Und da sind wir am Ende angekommen, hier am Schloss von San Sebastián, wo Cádiz so tut, als wäre es eine Insel in einer Insel. Wenn der Wind heute ein bisschen dramatisch klingt: Das ist keine Show für Touristen. So spricht das Meer hier einfach.
Wenn ich an unsere fünf Stopps denke, fühlt es sich an wie ein einziger langer Atemzug der Stadt.
Wir haben an der Kathedrale des Santa Cruz angefangen, wo Stein schwer wirkt, aber die Luft leicht ist. Du standest da draußen und hast’s wahrscheinlich auch gespürt: Cádiz ist alt, ja. Aber nicht müde. Eher so wie jemand, der viel erlebt hat und trotzdem noch lachen kann.

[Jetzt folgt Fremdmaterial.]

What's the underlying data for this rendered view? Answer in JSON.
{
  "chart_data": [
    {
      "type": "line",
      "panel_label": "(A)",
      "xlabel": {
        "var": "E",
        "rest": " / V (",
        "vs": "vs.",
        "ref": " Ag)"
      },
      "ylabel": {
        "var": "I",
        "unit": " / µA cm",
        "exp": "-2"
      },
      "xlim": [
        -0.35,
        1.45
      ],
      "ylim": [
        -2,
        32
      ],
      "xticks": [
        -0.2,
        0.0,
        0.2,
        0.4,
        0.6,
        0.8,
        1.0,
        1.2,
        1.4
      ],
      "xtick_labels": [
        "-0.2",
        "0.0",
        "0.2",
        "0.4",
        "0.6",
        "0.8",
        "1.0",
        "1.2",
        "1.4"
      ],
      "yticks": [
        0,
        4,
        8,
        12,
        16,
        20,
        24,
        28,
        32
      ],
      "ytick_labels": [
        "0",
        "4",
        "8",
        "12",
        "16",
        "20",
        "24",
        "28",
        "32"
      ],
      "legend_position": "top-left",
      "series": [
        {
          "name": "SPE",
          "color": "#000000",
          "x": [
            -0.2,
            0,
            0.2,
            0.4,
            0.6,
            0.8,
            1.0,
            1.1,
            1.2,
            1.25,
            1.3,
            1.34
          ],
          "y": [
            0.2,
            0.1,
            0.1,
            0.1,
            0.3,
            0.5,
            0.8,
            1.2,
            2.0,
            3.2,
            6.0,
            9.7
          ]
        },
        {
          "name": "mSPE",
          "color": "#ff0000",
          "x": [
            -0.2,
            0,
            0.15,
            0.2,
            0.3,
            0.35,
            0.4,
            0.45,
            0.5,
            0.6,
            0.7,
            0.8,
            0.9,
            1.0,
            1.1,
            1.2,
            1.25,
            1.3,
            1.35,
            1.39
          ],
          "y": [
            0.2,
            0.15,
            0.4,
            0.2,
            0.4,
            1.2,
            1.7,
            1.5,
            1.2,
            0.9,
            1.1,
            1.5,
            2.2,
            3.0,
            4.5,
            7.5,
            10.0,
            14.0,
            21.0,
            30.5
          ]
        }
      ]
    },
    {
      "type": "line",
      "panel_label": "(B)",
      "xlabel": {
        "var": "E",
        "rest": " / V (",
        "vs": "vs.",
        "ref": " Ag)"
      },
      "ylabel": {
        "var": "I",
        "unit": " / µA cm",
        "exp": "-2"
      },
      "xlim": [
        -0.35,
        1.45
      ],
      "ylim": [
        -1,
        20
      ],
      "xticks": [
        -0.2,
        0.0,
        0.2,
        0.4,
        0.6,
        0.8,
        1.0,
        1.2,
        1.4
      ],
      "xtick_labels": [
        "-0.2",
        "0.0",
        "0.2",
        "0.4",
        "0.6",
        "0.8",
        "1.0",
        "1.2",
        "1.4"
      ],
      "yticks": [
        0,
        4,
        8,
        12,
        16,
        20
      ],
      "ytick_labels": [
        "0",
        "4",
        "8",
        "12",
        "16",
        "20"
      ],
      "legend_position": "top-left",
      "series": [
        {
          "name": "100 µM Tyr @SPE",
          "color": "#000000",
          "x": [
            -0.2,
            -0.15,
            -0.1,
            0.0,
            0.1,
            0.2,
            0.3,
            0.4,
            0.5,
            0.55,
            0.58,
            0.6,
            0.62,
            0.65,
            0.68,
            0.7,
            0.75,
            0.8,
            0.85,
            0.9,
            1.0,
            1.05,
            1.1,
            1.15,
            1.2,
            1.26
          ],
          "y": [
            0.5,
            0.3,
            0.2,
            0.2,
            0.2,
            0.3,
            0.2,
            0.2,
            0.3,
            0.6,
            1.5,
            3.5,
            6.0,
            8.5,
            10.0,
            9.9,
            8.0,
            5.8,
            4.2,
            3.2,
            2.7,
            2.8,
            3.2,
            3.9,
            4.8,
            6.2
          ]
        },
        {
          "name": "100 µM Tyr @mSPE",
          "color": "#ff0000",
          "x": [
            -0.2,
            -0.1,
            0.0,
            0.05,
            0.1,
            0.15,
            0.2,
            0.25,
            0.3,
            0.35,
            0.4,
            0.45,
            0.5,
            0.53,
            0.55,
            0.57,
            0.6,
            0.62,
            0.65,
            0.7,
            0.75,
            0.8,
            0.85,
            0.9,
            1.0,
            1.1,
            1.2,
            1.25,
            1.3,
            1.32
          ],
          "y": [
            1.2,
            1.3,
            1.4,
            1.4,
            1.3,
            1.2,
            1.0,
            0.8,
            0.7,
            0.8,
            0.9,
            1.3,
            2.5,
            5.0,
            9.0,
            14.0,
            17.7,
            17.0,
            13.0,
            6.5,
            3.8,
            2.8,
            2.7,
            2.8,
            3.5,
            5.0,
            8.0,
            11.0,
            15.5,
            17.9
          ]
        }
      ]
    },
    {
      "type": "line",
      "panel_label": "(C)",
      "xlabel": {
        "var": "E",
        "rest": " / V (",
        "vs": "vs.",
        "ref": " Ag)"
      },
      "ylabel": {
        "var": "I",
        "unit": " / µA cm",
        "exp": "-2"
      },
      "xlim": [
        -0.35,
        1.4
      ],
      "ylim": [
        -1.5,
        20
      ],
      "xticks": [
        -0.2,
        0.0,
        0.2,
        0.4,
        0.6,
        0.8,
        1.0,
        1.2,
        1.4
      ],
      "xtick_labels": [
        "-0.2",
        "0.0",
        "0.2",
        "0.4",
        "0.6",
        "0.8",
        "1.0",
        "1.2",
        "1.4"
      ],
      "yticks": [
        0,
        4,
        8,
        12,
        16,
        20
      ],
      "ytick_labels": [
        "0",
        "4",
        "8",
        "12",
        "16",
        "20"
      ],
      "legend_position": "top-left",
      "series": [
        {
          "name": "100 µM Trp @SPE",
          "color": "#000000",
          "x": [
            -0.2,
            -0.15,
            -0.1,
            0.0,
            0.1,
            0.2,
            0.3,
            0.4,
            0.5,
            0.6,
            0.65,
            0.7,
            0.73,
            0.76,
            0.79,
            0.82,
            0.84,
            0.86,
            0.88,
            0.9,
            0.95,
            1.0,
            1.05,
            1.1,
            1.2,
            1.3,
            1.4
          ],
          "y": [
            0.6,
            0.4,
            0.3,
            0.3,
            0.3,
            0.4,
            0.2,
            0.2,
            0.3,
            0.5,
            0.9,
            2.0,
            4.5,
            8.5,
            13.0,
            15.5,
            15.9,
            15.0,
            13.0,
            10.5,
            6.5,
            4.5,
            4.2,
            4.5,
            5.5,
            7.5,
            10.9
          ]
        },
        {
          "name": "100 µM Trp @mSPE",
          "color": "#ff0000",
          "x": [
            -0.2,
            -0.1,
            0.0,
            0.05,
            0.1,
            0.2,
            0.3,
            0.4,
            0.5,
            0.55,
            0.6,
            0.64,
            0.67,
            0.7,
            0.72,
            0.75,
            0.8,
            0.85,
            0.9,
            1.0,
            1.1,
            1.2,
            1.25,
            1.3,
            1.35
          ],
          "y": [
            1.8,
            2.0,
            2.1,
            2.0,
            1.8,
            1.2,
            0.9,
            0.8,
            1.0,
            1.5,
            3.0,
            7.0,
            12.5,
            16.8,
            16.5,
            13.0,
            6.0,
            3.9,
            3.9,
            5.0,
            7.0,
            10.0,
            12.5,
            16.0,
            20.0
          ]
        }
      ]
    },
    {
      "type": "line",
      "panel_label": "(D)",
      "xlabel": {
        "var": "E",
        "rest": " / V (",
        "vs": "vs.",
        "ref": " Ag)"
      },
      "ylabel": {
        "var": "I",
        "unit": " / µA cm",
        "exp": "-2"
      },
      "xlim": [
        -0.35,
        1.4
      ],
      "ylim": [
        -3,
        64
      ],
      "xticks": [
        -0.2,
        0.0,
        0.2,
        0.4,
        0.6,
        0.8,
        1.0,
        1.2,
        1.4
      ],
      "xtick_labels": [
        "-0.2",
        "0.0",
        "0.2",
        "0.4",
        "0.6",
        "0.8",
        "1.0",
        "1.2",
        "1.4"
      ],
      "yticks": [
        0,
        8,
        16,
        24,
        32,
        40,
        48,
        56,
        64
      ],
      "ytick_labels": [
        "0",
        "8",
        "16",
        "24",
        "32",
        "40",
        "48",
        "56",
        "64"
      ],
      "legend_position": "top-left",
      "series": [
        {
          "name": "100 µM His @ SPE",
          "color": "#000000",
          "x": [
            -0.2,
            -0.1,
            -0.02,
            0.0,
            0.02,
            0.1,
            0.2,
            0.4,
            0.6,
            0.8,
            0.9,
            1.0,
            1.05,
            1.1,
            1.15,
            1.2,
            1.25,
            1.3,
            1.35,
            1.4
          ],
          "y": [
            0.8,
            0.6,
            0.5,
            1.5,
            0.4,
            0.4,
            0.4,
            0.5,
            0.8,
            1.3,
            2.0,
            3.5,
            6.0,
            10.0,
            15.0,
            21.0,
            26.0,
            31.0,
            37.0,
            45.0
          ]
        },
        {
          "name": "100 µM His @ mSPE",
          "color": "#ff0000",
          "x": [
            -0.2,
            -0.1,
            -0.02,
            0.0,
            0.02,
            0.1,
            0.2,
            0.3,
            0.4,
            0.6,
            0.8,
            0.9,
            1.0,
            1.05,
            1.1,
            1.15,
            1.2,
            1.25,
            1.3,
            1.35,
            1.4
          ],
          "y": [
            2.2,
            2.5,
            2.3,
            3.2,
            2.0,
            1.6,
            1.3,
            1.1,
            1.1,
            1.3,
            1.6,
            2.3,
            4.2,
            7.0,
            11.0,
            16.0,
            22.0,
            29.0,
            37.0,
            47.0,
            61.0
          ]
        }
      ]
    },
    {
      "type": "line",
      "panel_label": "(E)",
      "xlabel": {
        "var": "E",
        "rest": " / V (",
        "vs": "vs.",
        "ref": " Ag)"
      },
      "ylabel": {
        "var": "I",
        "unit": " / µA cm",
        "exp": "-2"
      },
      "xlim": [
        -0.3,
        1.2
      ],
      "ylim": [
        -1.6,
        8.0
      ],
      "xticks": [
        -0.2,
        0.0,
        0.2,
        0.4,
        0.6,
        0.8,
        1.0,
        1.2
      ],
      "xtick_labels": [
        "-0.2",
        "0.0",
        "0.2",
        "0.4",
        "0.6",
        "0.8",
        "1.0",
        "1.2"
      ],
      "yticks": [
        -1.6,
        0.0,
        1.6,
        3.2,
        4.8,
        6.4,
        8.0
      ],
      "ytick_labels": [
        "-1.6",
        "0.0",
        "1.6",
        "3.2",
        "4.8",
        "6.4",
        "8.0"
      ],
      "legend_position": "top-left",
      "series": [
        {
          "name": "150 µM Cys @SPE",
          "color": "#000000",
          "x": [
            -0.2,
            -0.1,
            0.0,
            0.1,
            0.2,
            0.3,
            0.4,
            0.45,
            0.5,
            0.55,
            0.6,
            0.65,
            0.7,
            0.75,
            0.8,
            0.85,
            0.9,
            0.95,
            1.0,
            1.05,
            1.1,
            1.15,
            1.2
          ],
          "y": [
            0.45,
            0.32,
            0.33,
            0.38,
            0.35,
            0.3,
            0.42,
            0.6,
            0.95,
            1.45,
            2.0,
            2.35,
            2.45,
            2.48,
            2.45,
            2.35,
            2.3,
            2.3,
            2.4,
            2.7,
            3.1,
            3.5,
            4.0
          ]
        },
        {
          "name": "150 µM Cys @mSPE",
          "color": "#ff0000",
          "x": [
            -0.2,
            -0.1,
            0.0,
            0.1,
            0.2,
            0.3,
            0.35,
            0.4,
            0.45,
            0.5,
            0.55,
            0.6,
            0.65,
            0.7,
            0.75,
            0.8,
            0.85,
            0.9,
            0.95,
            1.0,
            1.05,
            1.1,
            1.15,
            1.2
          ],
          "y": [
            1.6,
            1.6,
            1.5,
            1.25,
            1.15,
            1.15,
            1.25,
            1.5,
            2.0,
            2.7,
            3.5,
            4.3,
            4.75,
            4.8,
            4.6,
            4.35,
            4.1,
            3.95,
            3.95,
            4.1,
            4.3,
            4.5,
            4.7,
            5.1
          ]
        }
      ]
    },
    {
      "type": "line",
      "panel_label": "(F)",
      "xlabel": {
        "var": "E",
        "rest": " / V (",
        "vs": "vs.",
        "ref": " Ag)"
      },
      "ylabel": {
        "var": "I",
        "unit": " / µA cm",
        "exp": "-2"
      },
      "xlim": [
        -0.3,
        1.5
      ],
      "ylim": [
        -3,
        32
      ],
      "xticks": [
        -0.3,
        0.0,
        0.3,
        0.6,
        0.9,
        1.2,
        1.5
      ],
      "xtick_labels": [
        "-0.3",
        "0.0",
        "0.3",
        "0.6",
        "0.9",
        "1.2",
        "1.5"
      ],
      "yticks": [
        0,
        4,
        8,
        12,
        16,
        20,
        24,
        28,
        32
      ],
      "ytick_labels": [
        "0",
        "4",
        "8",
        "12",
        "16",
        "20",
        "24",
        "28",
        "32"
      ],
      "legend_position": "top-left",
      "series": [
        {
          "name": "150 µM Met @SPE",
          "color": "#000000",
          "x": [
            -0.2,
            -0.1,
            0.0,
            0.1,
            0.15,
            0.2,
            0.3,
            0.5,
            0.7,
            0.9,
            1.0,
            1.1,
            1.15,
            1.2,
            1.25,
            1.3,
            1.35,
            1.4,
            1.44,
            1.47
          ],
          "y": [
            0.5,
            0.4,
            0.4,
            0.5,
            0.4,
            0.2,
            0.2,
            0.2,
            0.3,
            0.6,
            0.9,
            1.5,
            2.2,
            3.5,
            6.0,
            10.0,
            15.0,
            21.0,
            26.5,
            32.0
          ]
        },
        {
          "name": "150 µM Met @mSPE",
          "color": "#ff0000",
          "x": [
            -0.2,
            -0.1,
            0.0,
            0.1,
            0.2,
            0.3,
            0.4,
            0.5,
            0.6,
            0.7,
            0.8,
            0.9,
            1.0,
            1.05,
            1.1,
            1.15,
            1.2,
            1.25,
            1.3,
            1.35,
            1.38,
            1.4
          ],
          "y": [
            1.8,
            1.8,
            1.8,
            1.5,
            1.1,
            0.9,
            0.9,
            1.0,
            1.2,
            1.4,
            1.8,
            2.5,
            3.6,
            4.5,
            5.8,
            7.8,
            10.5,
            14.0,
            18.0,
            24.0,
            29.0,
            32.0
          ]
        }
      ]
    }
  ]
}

Dann die Plaza de San Antonio, diese Bühne unter freiem Himmel. Da merkst du, wie Cádiz lebt: nicht laut im Sinne von „aufdringlich“, sondern laut im Sinne von „anwesend“. Menschen kommen, bleiben stehen, reden, schauen, gehen weiter. Als würde die Stadt sich selbst immer wieder neu zusammensetzen.
Am Turm Tavira haben wir kurz den Blick gewechselt: nicht nur Straßen und Dächer, sondern ein Gefühl von Überblick. Dieser Moment, wenn du merkst, wie nah hier alles beieinander ist. Cádiz ist keine Stadt zum Durchrasen. Sie ist eher ein Ort, der dich freundlich bremst.
Und dann die Plaza de Abastos: ehrlich, direkt, ohne Schnickschnack. Da riecht das Leben nach Salz, Zitrus, Papier vom Einkauf und nach Geschichten, die man nicht aufschreibt, weil man sie sowieso morgen wieder erzählt. Märkte sind wie ein Herzschlag. Wenn du hören willst, wie eine Stadt wirklich tickt, hör dort hin.
Jetzt stehen wir hier am Rand, wo Wasser und Himmel sich gegenseitig ausreden lassen. Dieses Schloss ist nicht nur ein Bauwerk. Es ist ein Satzzeichen. Ein Punkt am Ende eines Gedankens, der trotzdem offen bleibt.
Wenn du gleich weggehst, nimm nicht nur Fotos mit. Nimm dieses Gefühl mit: dass Städte mehr sind als Sehenswürdigkeiten. Cádiz hat uns gezeigt, dass man Geschichte anfassen kann, ohne dass sie spröde wird. Dass Wind auch ein Gespräch sein kann. Und dass man sich manchmal am meisten zuhause fühlt, wenn man irgendwo steht, wo man eigentlich nur zu Besuch ist.
Danke, dass du mit mir gegangen bist. Ich bin Adam, und ich sag’s ganz schlicht: Pass auf dich auf. Und wenn du irgendwann wieder hier bist, tu Cádiz den Gefallen und hör noch einmal kurz dem Meer zu. Es hat selten nichts zu sagen.